Often, we find people jumping straight into tools first, thought later. It is best for companies to first understand why they want to monitor, and what they want to monitor before picking tools. Once you know what you want to monitor and why, it is then easy to find services that offer a trial period or free service to assist in testing the monitoring integration and benefits for the organisation.
Infrastructure and service monitoring have been around long before DevOps, so how does DevOps really affect monitoring strategy, and is DevOps even needed for monitoring? Strangely, yes, in a way.
While monitoring predates DevOps, DevOps has furthered the software development process to such a degree that monitoring can't help but evolve as well. As a community, we are beyond writing cool application code; we are now writing cool infrastructure as code, automating integration and testing, and deploying everything in the cloud. Generally, the pace of development has increased, which imposes greater load on the customer feedback loop and deployment tooling. There is more to monitor, so where we use DevOps-style tooling to automate integration, testing, provisioning, and deployment, we need to use DevOps-style tooling to monitor our builds, resources, and performance.
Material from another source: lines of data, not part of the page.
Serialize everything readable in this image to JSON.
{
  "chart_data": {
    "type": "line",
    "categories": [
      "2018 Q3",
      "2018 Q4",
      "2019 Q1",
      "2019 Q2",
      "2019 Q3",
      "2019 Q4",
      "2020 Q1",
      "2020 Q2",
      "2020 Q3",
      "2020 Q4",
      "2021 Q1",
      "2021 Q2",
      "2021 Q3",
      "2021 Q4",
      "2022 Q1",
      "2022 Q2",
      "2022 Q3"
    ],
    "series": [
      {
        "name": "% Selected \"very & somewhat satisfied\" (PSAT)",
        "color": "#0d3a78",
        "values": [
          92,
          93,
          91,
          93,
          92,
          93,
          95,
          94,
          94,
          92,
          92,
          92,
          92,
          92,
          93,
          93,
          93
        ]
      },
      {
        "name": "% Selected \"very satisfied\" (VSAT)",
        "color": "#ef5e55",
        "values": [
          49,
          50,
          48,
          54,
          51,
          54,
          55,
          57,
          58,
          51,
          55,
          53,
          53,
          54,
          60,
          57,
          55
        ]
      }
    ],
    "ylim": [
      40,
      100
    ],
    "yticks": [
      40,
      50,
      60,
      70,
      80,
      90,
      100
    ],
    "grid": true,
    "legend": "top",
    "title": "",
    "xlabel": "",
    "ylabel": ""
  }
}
Monitoring Categories Explained
You will likely want to cover at least one aspect of each category listed below:
With a strong DevOs adoption in your organisation, monitoring the development milestones ensures you get a good visibility into how effective your team is. How often are you hitting bugs? When are they fixed? How long does it take to get a new release out? There are many issue tracking systems out there, but it’s important to seek tools that integrate with your other DevOps systems, like your ChatOps or CD pipeline technologies to ensure the monitoring can eventually drive event driven changes to your development systems. There are a lot of metrics though, and so you should be ensuring you’re answering a real question with your monitoring, such as “What drivers caused us to deliver releases every month rather than week”?Possible Solutions: JIRA
There are two types of monitoring that you want to think about when it comes to vulnerabilities. There are the vulnerabilities in the national vulnerability database couples with vulnerabilities that may be introduced through your own insecure coding practises, and there are the vulnerabilities that arise from poor infrastructure and server security. Coding vulnerabilities are a much larger subject and should be looked at independently, but there are a lot of tools out there today that can monitor (even visually) your environments for vulnerabilities, and integrate with you other automation systems to prevent the release of environments that may introduce insecurities to your design.Possible Solutions: Trend Micro, Nessus, Hava.io
Deployment monitoring is sometimes as straightforward as configuring your build servers to notify the team or a designated team member that something is wrong. These notifications are cheap (i.e., they are easy to set up), but very important, so it pays to have this process fail loudly. Chances are, if you are already using DevOps, you already have some monitoring built in to your process. Many continuous integration servers are notification-capable and can communicate with chat servers to alert teams of failed builds and deployments. An extension to this is that you want to be able to monitor the change to your environments in real time when you have implemented continuous delivery.Possible Solutions: AWS Trusted Advisor, Hava.io
Often we see that the industry enables log collection in their company, and it ends there. How many times have we seen the syslog server configuration on our servers and then we look, and someone turned that server off a year ago! There is a wealth of knowledge about your applications and systems in your logs, and they should be monitored appropriately. Not only should you be aggregating and monitoring the content of the logs themselves, you need to be monitoring the log collection system itself, and ensure you’re not losing data.Possible Solutions: Splunk, ELK Stack, PaperTrail, CloudWatch
The original beast, server monitoring is the most obvious monitoring that IT departs think of when it comes to monitoring. The traditional and still important server health, uptime, performance and resource management is and will still be required for some time to come. But you need to be going further than this. There are now services and tools out their that provide you with the ability to actively alter your server and environment layout based on the health monitoring that is implemented in your environment, and you should be leveraging this. Coupled with this, it is become more and more critical to integrate an application performance monitoring into your monitoring services to help get an overall system and business view of the impact service health is having on your business.Possible Solutions: Datadog, NewRelic, SumoLogic
Whilst traditionally server health has been the key monitoring category that companies have focused on, it’s not increasingly more important for businesses to adopt a healthy ecosystem of aggregated monitoring across all of the categories that I’ve mentioned in this blog. I’d recommend that you start investigating and adopting free or trial applications in each of these categories to ensure you’re growing your monitoring capabilities at the same rate the you adopt your DevOps culture and tooling.